America may also have a task to keep Iraq as one entity since, as in 1991, there is a subliminal suspicion among many Arabs that one war aim might be to dismember it. This is not so, but, were it to happen, it would inflame suspicion and hostility throughout the region.
In the north, the Kurds could well manoeuvre for an independent Kurdistan, a long-cherished aim. It is highly unlikely to come about – America, Turkey and Iran will all oppose it – but the wily Kurds will be pushing for it and this may well add to the post-war cocktail of chaos.
And what happens post-Saddam? What nature of government is likely to take power? Another “strong man” might be as bad as Saddam. America would have great difficulty in governing Iraq, so, no doubt during a UN-supervised interlude, there will be efforts to form a new Iraqi government.
This will not be easy, and the replacement government may not be benign: the concept of a Western-style democracy can be dismissed. In practice, voting by clan would mean that power would pass from the less-than-20 per cent Sunni minority to the overwhelming Shi’ite majority.
This would be bitterly resisted by both Sunnis and Kurds. Even if any new government is dressed up in some form of regional representation and minority involvement, it would still be dominated by the Shi’ites. We would awaken to a Shi’ite Iraq alongside a Shi’ite Iran, which would harbour ambitions to dominate the Gulf. At first, their eyes would turn to the Shi’ite communities in Bahrain and the Eastern Province of Saudi Arabia. The Gulf states would tremble and their tremors would reverberate throughout the region.
The destruction of the whole hideous apparatus of Saddam’s regime has an aftermath with ramifications far beyond Iraq. It would be folly beyond belief to plan only for a swift and successful war, followed by a smooth transfer of power. It may be that not all these problems will arise – but some surely will.
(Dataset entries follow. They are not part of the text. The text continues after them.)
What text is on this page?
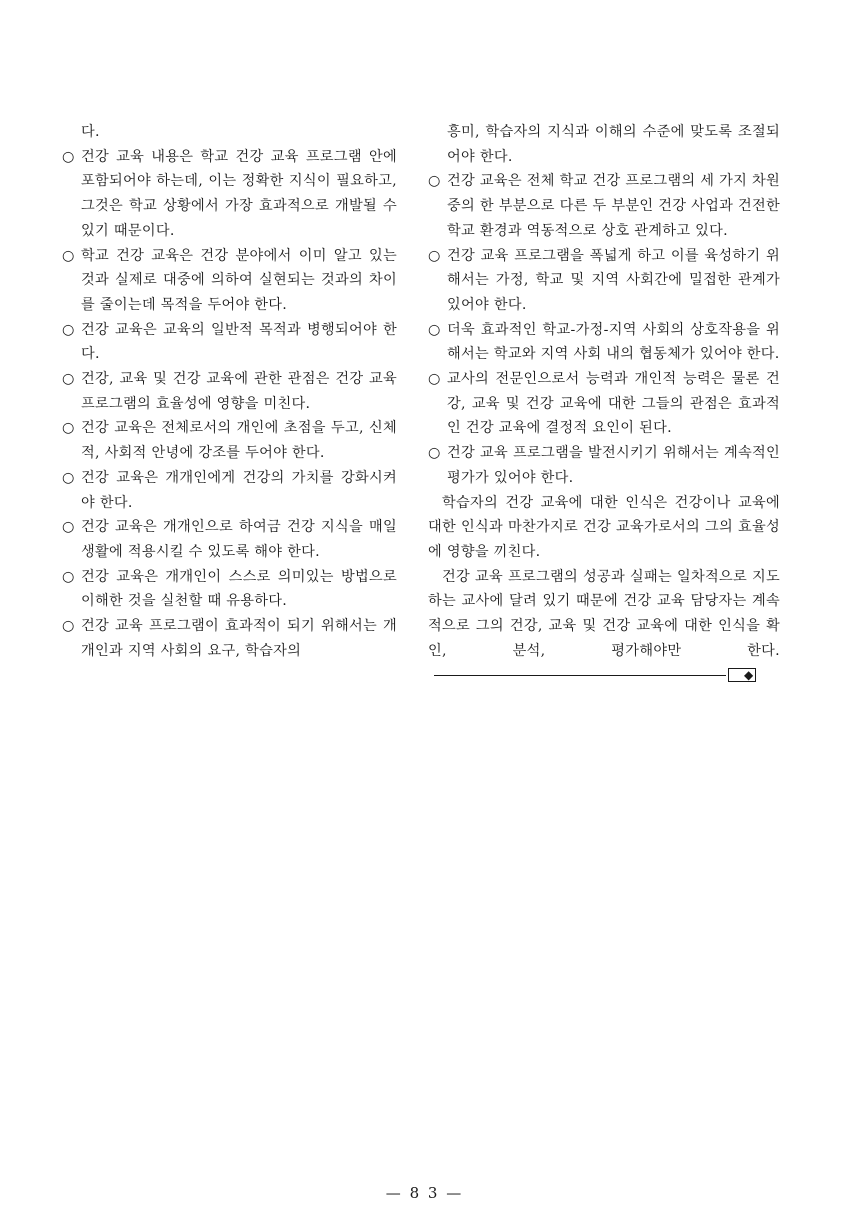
다.

○ 건강 교육 내용은 학교 건강 교육 프로그램 안에 포함되어야 하는데, 이는 정확한 지식이 필요하고, 그것은 학교 상황에서 가장 효과적으로 개발될 수 있기 때문이다.
○ 학교 건강 교육은 건강 분야에서 이미 알고 있는 것과 실제로 대중에 의하여 실현되는 것과의 차이를 줄이는데 목적을 두어야 한다.
○ 건강 교육은 교육의 일반적 목적과 병행되어야 한다.
○ 건강, 교육 및 건강 교육에 관한 관점은 건강 교육 프로그램의 효율성에 영향을 미친다.
○ 건강 교육은 전체로서의 개인에 초점을 두고, 신체적, 사회적 안녕에 강조를 두어야 한다.
○ 건강 교육은 개개인에게 건강의 가치를 강화시켜야 한다.
○ 건강 교육은 개개인으로 하여금 건강 지식을 매일 생활에 적용시킬 수 있도록 해야 한다.
○ 건강 교육은 개개인이 스스로 의미있는 방법으로 이해한 것을 실천할 때 유용하다.
○ 건강 교육 프로그램이 효과적이 되기 위해서는 개개인과 지역 사회의 요구, 학습자의

흥미, 학습자의 지식과 이해의 수준에 맞도록 조절되어야 한다.

○ 건강 교육은 전체 학교 건강 프로그램의 세 가지 차원 중의 한 부분으로 다른 두 부분인 건강 사업과 건전한 학교 환경과 역동적으로 상호 관계하고 있다.
○ 건강 교육 프로그램을 폭넓게 하고 이를 육성하기 위해서는 가정, 학교 및 지역 사회간에 밀접한 관계가 있어야 한다.
○ 더욱 효과적인 학교-가정-지역 사회의 상호작용을 위해서는 학교와 지역 사회 내의 협동체가 있어야 한다.
○ 교사의 전문인으로서 능력과 개인적 능력은 물론 건강, 교육 및 건강 교육에 대한 그들의 관점은 효과적인 건강 교육에 결정적 요인이 된다.
○ 건강 교육 프로그램을 발전시키기 위해서는 계속적인 평가가 있어야 한다.

학습자의 건강 교육에 대한 인식은 건강이나 교육에 대한 인식과 마찬가지로 건강 교육가로서의 그의 효율성에 영향을 끼친다.

건강 교육 프로그램의 성공과 실패는 일차적으로 지도하는 교사에 달려 있기 때문에 건강 교육 담당자는 계속적으로 그의 건강, 교육 및 건강 교육에 대한 인식을 확인, 분석, 평가해야만 한다.◆

— 8 3 —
We must prepare for the many problems ahead: it would be ironic to win the war, only to lose the peace.
It will not be easy for America and Britain to win hearts and minds for their cause. It is not popular in the Arab world and, unlike 1990-91, there is no Arab coalition for the war. There is little or no regional support either.
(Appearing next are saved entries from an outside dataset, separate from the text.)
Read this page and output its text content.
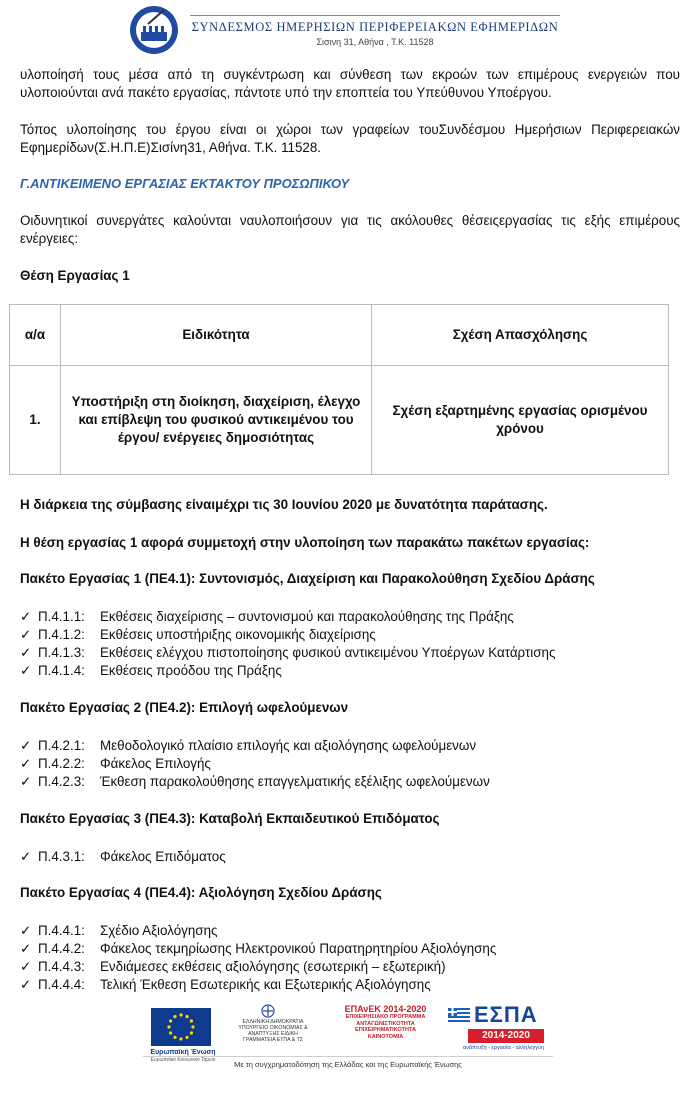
ΣΥΝΔΕΣΜΟΣ ΗΜΕΡΗΣΙΩΝ ΠΕΡΙΦΕΡΕΙΑΚΩΝ ΕΦΗΜΕΡΙΔΩΝ
Σισινη 31, Αθήνα , Τ.Κ. 11528
υλοποίησή τους μέσα από τη συγκέντρωση και σύνθεση των εκροών των επιμέρους ενεργειών που υλοποιούνται ανά πακέτο εργασίας, πάντοτε υπό την εποπτεία του Υπεύθυνου Υποέργου.
Τόπος υλοποίησης του έργου είναι οι χώροι των γραφείων τουΣυνδέσμου Ημερήσιων Περιφερειακών Εφημερίδων(Σ.Η.Π.Ε)Σισίνη31, Αθήνα. Τ.Κ. 11528.
Γ.ΑΝΤΙΚΕΙΜΕΝΟ ΕΡΓΑΣΙΑΣ ΕΚΤΑΚΤΟΥ ΠΡΟΣΩΠΙΚΟΥ
Οιδυνητικοί συνεργάτες καλούνται ναυλοποιήσουν για τις ακόλουθες θέσειςεργασίας τις εξής επιμέρους ενέργειες:
Θέση Εργασίας 1
α/α	Ειδικότητα	Σχέση Απασχόλησης
1.	Υποστήριξη στη διοίκηση, διαχείριση, έλεγχο και επίβλεψη του φυσικού αντικειμένου του έργου/ ενέργειες δημοσιότητας	Σχέση εξαρτημένης εργασίας ορισμένου χρόνου
Η διάρκεια της σύμβασης είναιμέχρι τις 30 Ιουνίου 2020 με δυνατότητα παράτασης.
Η θέση εργασίας 1 αφορά συμμετοχή στην υλοποίηση των παρακάτω πακέτων εργασίας:
Πακέτο Εργασίας 1 (ΠΕ4.1): Συντονισμός, Διαχείριση και Παρακολούθηση Σχεδίου Δράσης
✓ Π.4.1.1: Εκθέσεις διαχείρισης – συντονισμού και παρακολούθησης της Πράξης
✓ Π.4.1.2: Εκθέσεις υποστήριξης οικονομικής διαχείρισης
✓ Π.4.1.3: Εκθέσεις ελέγχου πιστοποίησης φυσικού αντικειμένου Υποέργων Κατάρτισης
✓ Π.4.1.4: Εκθέσεις προόδου της Πράξης
Πακέτο Εργασίας 2 (ΠΕ4.2): Επιλογή ωφελούμενων
✓ Π.4.2.1: Μεθοδολογικό πλαίσιο επιλογής και αξιολόγησης ωφελούμενων
✓ Π.4.2.2: Φάκελος Επιλογής
✓ Π.4.2.3: Έκθεση παρακολούθησης επαγγελματικής εξέλιξης ωφελούμενων
Πακέτο Εργασίας 3 (ΠΕ4.3): Καταβολή Εκπαιδευτικού Επιδόματος
✓ Π.4.3.1: Φάκελος Επιδόματος
Πακέτο Εργασίας 4 (ΠΕ4.4): Αξιολόγηση Σχεδίου Δράσης
✓ Π.4.4.1: Σχέδιο Αξιολόγησης
✓ Π.4.4.2: Φάκελος τεκμηρίωσης Ηλεκτρονικού Παρατηρητηρίου Αξιολόγησης
✓ Π.4.4.3: Ενδιάμεσες εκθέσεις αξιολόγησης (εσωτερική – εξωτερική)
✓ Π.4.4.4: Τελική Έκθεση Εσωτερικής και Εξωτερικής Αξιολόγησης
Ευρωπαϊκή Ένωση
Ευρωπαϊκό Κοινωνικό Ταμείο
ΕΛΛΗΝΙΚΗ ΔΗΜΟΚΡΑΤΙΑ ΥΠΟΥΡΓΕΙΟ ΟΙΚΟΝΟΜΙΑΣ & ΑΝΑΠΤΥΞΗΣ ΕΙΔΙΚΗ ΓΡΑΜΜΑΤΕΙΑ ΕΤΠΑ & ΤΣ
ΕΠΑνΕΚ 2014-2020
ΕΠΙΧΕΙΡΗΣΙΑΚΟ ΠΡΟΓΡΑΜΜΑ ΑΝΤΑΓΩΝΙΣΤΙΚΟΤΗΤΑ ΕΠΙΧΕΙΡΗΜΑΤΙΚΟΤΗΤΑ ΚΑΙΝΟΤΟΜΙΑ
ΕΣΠΑ
2014-2020
ανάπτυξη - εργασία - αλληλεγγύη
Με τη συγχρηματοδότηση της Ελλάδας και της Ευρωπαϊκής Ένωσης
Instead, there is resentment and suspicion of the motives of America and Britain, with many voices claiming that a war would have more to do with imperialism and oil than disarmament.
Although these charges are unfounded, they are deeply felt and damaging. To help minimise opposition and build long-term support, America and Britain must have their plans ready for the reconstruction of a war-damaged Iraq; for the renovation of its already-declining oil industry, which they must make clear will be left in Iraqi hands; for the provision of food, water and medicine to a population that will be grievously short of all such necessities; and for dealing with an exodus of refugees to neighbouring countries.
The advocates of war cite the need for Churchillian resolve for their enterprise – and they are right. But when the fighting is done, they will need another Churchillian virtue – magnanimity – or Iraq will sink into despair and the Muslim world will grow still further in hostility to the West. If that were to be the outcome, it would be a calamitous setback in the war against terror.